Ms Falk said an umbrella “fair and reasonable” protection would require businesses and government agencies to consider upfront the foreseeability of harm to individuals, and not simply rely on long and difficult-to-understand consent agreements.
“The kinds of issues that I’ve seen during my regulatory experience that have caused me concern and where I think a protection like this would have helped rather than a reliance on proposed consent are things like smart devices listening in to conversations to train AI [bots] to recognise voices.”
Also concerning were “apps where you download a flashlight, but it collects all of your location data; the use of algorithms by digital platforms to target advertisements that are related to people’s interests that creates harm, like gambling, dieting, and exclusion from employment markets”.
Ms Falk said fairness requirements would put the individual at the centre of information handling practices, rather than the current focus which is predominantly about what’s reasonably necessary for business purposes.
Intrusions
The Privacy Act protects against breaches of informational privacy, but not against more general intrusions of privacy such as bodily privacy or seclusion.
To meet this gap the Attorney-General’s departmental review supported an earlier Australian Law Reform Commission recommendation to create a statutory tort for serious invasions of privacy that are intentional or reckless.
“It’s a gap in our domestic law. I think it is an important part of ensuring privacy protections within Australia because it would extend to interferences with privacy that occur from one individual to another,” Ms Falk said.
She said the Privacy Act only applied to businesses and government agencies and not people and such a protection would address potential issues around emerging technologies.
“We’ve had the experience of the use of facial recognition technology, through scraping of images across the internet.
“The creation of a mass database of those images that then could be coupled with technological developments like smart glasses could arrive us at a position where people walking down the street can have real-time intelligence as to whom they’re walking past.”
“That’s got real safety and security issues. The Privacy Act would not provide a remedy and I think a statutory tort is needed to deal with these emerging risks.”
Ms Falk said fears that a similar proposal for a direct personal right of action for privacy breaches would lead to an outbreak of litigation against business should be tempered by the recommendation for her office to triage complaints.
“The matter would have to come to my office first and be assessed that it does raise an interference with privacy and also seek to conciliate the matter.”
“So there would be some triage ability.”
In response to business fears it would open the floodgates to class and representative actions, Ms Falk said her regulatory experience was that a right of action for privacy breaches would streamline the current situation.
Pointing to both the current court and privacy actions being taken over the Optus and Medibank data breaches, Ms Falk said litigation was proceeding based on other alleged legal obligations in any case.
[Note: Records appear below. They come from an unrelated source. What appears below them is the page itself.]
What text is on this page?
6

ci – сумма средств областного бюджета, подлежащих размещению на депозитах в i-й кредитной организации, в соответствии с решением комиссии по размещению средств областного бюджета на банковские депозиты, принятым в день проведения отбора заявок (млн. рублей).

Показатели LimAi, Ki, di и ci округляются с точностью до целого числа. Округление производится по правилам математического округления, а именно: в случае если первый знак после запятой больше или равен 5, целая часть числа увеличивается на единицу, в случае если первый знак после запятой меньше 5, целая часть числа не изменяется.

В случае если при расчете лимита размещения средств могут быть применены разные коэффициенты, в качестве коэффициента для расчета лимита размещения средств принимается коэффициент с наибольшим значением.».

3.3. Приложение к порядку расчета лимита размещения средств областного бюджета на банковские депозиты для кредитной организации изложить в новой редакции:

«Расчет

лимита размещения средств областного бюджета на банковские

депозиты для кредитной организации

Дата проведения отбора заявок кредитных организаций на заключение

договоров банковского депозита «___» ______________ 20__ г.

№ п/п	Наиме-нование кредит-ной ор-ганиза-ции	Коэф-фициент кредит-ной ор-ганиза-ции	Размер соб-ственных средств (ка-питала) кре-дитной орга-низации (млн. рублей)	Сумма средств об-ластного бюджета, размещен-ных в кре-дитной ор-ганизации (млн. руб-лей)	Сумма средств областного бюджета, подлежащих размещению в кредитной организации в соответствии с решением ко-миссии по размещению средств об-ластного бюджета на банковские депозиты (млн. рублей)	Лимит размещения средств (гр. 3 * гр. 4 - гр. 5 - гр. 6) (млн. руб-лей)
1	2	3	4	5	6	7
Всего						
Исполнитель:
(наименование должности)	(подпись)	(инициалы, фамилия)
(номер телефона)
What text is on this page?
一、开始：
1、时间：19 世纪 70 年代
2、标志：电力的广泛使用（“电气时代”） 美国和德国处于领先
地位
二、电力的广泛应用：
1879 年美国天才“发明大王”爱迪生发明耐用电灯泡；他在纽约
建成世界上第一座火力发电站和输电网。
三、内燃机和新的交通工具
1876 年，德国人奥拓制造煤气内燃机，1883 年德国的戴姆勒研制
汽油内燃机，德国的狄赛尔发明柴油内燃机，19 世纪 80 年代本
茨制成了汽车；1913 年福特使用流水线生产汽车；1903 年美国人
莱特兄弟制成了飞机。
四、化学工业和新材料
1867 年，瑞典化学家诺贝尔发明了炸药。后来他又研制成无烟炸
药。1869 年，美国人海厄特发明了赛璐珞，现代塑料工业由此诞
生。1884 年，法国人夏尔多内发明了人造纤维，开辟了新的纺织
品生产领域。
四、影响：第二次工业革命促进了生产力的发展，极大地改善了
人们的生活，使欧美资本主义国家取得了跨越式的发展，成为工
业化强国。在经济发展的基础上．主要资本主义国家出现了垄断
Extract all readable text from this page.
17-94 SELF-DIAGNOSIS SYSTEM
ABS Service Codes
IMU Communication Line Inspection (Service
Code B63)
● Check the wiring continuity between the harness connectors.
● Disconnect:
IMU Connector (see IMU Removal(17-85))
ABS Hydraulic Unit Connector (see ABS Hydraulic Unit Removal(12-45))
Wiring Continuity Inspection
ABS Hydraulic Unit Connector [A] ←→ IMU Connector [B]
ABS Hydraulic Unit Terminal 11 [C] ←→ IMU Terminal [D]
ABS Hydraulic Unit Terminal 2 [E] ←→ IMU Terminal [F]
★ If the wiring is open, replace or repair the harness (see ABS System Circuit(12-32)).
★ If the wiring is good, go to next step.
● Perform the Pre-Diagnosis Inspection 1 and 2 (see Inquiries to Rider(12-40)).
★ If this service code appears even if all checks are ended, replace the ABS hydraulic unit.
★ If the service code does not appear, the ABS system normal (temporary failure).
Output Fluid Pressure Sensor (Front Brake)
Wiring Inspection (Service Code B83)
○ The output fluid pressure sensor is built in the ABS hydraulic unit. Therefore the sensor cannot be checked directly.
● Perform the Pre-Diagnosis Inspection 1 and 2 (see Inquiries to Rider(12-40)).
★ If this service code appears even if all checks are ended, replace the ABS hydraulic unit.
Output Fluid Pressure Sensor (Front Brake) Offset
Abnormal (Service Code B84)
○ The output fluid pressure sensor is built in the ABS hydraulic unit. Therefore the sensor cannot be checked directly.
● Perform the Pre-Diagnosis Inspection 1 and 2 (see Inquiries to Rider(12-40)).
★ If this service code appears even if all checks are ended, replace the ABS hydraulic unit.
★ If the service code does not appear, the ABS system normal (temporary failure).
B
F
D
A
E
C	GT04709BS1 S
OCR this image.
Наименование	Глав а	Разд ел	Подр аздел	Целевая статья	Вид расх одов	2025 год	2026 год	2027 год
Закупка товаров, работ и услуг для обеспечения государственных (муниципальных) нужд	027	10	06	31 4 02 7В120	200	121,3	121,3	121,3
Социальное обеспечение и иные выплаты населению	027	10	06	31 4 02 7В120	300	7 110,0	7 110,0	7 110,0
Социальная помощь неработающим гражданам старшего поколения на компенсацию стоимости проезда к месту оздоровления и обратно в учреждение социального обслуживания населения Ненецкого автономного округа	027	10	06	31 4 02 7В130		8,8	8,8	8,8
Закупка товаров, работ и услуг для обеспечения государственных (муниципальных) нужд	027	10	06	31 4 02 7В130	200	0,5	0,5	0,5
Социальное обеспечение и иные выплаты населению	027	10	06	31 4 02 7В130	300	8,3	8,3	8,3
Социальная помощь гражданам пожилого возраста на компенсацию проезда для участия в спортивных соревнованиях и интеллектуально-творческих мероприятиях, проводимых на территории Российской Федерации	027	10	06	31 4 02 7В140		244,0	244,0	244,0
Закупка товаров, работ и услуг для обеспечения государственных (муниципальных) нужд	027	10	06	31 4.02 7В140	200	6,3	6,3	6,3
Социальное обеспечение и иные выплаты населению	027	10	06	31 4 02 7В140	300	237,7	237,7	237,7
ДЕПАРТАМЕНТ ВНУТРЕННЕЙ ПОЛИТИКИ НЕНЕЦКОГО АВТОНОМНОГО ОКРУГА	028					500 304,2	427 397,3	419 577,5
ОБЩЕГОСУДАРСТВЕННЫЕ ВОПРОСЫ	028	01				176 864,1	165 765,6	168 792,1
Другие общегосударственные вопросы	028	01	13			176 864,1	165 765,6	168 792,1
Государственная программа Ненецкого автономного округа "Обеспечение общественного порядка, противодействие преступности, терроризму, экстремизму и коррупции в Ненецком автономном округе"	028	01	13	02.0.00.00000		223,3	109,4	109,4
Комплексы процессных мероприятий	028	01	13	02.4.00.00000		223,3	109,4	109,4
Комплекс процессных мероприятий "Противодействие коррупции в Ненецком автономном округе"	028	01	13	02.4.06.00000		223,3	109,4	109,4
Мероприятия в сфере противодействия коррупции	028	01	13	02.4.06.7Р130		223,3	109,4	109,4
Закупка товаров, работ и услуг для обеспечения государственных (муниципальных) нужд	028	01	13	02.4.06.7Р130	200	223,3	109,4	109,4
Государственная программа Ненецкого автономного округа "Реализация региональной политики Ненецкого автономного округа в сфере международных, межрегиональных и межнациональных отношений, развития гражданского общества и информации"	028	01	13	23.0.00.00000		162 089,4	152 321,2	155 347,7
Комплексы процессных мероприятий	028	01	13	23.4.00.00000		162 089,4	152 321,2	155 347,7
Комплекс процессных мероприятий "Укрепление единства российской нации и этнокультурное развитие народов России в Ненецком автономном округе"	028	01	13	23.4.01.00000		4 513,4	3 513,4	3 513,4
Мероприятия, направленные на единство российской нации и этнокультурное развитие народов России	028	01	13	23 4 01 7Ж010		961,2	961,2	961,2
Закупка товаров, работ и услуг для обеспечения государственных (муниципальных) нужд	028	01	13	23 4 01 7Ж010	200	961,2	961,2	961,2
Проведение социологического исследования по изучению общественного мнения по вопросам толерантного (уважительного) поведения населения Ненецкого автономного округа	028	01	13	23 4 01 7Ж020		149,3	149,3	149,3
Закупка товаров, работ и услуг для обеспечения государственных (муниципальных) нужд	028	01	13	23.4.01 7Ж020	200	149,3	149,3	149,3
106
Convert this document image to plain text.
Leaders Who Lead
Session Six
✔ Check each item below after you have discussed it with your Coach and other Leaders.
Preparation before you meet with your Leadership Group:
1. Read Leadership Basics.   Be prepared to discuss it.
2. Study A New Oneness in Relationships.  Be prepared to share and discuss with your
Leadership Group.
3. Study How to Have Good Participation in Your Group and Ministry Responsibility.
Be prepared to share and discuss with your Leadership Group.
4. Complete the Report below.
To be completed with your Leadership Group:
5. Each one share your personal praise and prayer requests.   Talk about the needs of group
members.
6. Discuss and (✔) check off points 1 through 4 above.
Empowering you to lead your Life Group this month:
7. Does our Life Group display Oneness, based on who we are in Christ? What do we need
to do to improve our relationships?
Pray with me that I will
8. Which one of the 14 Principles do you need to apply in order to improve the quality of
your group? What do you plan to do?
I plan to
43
“What we see is that court action has been taken around other intersecting legal issues, consumer, competition, or breaches of contract and so on. So I think it will be a streamlining influence rather than create additional obligations.”
Building trust
Responding to the recommendation to end the small business exemption Ms Falk said Australia was an international outlier in regulating only 5 per cent of the 2.3 million businesses operating in Australia.
“So that can exclude businesses like real estate agents, debt collectors, some law firms and accountants, all of whom are handling personal information.”
She said the commission’s own consumer surveys showed 85 per cent thought small businesses were already covered by the Privacy Act.
“When we asked them whether or not in fact they should be covered, when they learned that was not the case, 71 per cent considered that they should be.”
“The small business exemption was introduced more than 20 years ago at an absolutely different time and place. And we now have a situation where 84 per cent of small businesses have an online presence and many of them will be handling personal information.“
Ms Falk argued consumers would increasingly be attracted to firms they could trust. She said the extension would also level the competitive playing field by rewarding small firms who were investing in privacy, security and data management.
Supply chains
Amid a concerted regulatory push to harden up supply chains, Ms Falk expressed concern about the need to be to rely on good data practices across the entire chain.
“In my regulatory experience I’m seeing some real gaps there in the supply chain. Where small business operators are involved and there’s no ability to bring home accountability for breakages involving some of the entities that are currently exempted.”
She said proper privacy controls was also critical for firms looking to trade and expand offshore.
“One of the key issues that businesses in the EU and UK and Japan for example, are interested in when they’re dealing with the business in Australia, is how they better protect the information that might transfer from their country.”
“Bringing small businesses into the remit of the Privacy Act will give that greater trust and confidence from an international trade perspective as well.”